Researchers have come up with a computer program that improves efficiency for authors creating natural language generation (NLG) systems. In other words, it is now easier for programmers to teach a computer how to write in lay English.
NLG systems are used in an enormous number of applications, from video games and online tutorials to customer-service programs (which explains a lot, when you think about it). But the process of developing these NLG systems has traditionally been very labor intensive. The new program, developed by researchers at NC State and Georgia Tech, allows programmers to craft an NLG system twice as fast as they could previously.
“What we’ve done is provide some algorithmic support to reduce the developers’ workload,” says David L. Roberts, an assistant professor of computer science at NC State and co-author of a paper describing the research.
If you want a computer to produce natural language – to write in conversational English, for example – you need to give the computer a set of rules to follow, and basic information about whatever topic you want the computer to talk about. For example, if you want the computer to be conversant in English on the subject of baseball history, you need to give it a vocabulary, a set of grammatical rules and Babe Ruth’s stats.
NLG systems rely on templates that the computer uses as building blocks to create complete sentences. The researchers have created a program that automatically learns how to best use those building blocks, with minimal developer effort. (Developers retain the option of giving the program additional information.) The program then uses a digital model to learn how to use the language templates more effectively, based on developers’ input.
Once the computer has a better understanding of how to use its language templates, developers need to give it the relevant data it needs to discuss a given topic (such as Babe Ruth’s batting average, or box scores for the 1923 World Series). At this point, the new program makes suggestions to developers about what types of data may be added to the system to allow the computer to create a more robust set of phrases.

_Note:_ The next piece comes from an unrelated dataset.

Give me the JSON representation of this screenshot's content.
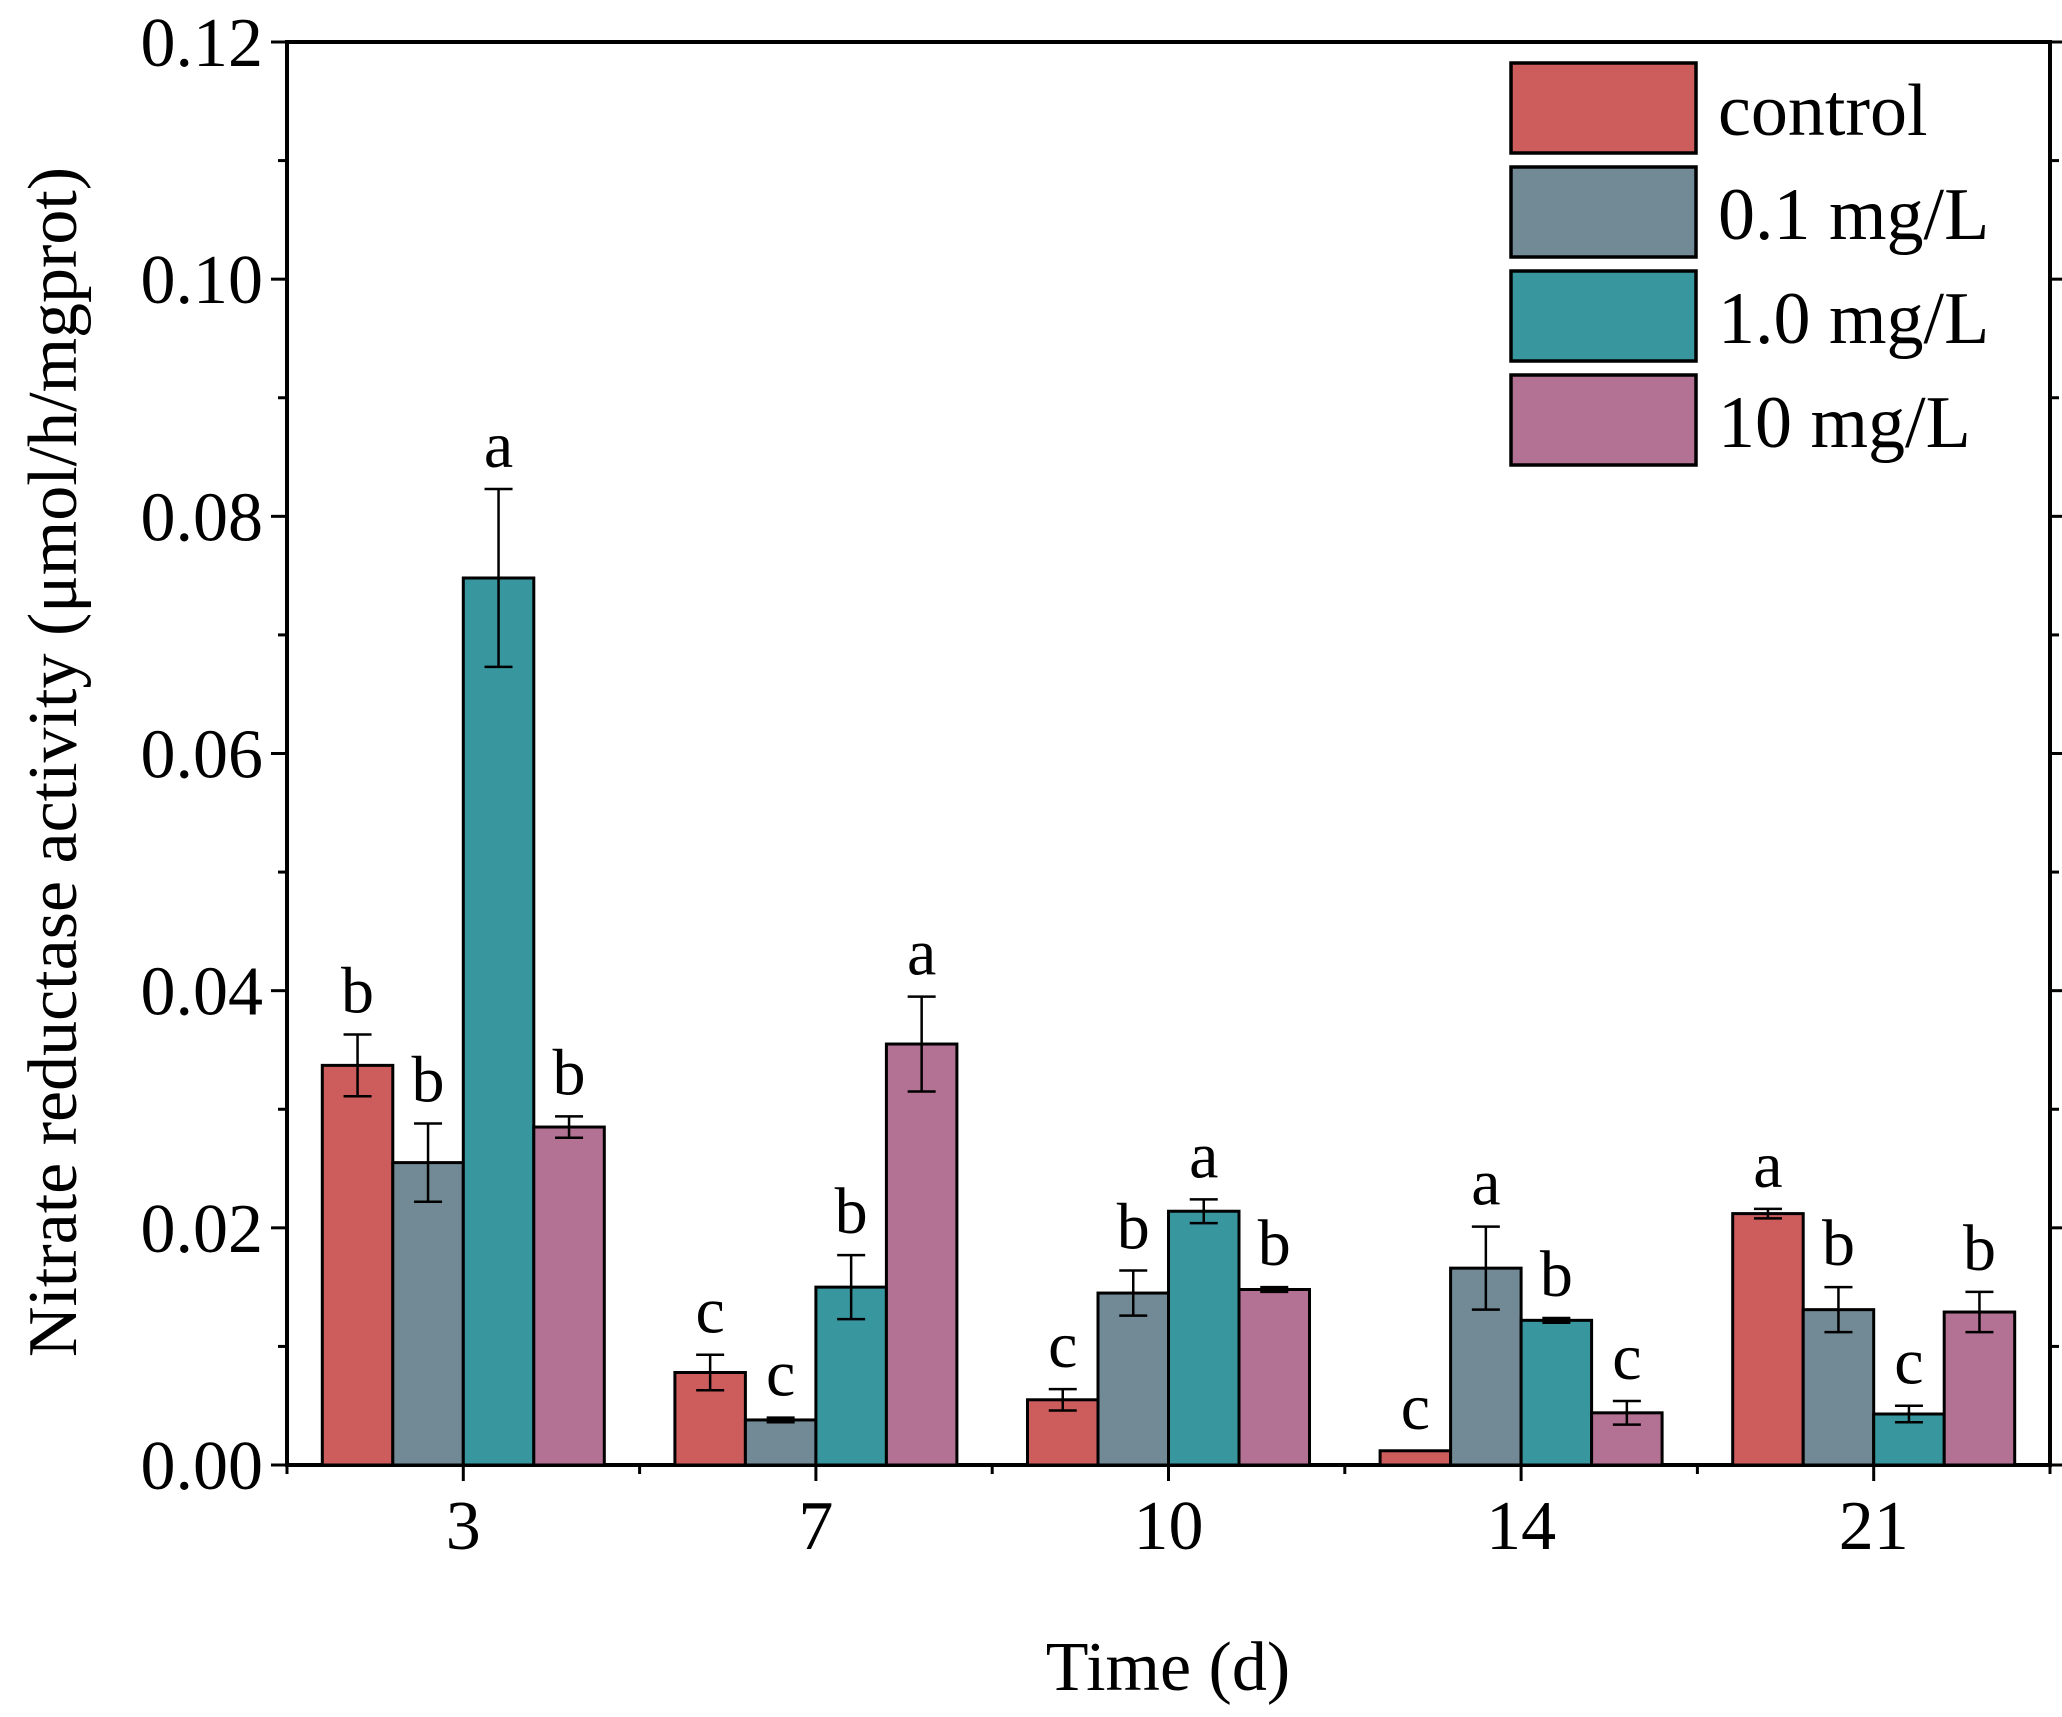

This improves on the previous NLG programming approach, which involved inputting an enormous amount of data without any guidance, and then exhaustively testing the potential outcomes.
The lead author of the paper is Karthik Narayan, an undergraduate at Georgia Tech. The paper was co-authored by Roberts and Georgia Tech’s Charles Isbell. The paper will be presented in October at the Artificial Intelligence and Interactive Digital Entertainment conference in Stanford, Calif.
No word yet on whether the program can make wallflowers better conversationalists.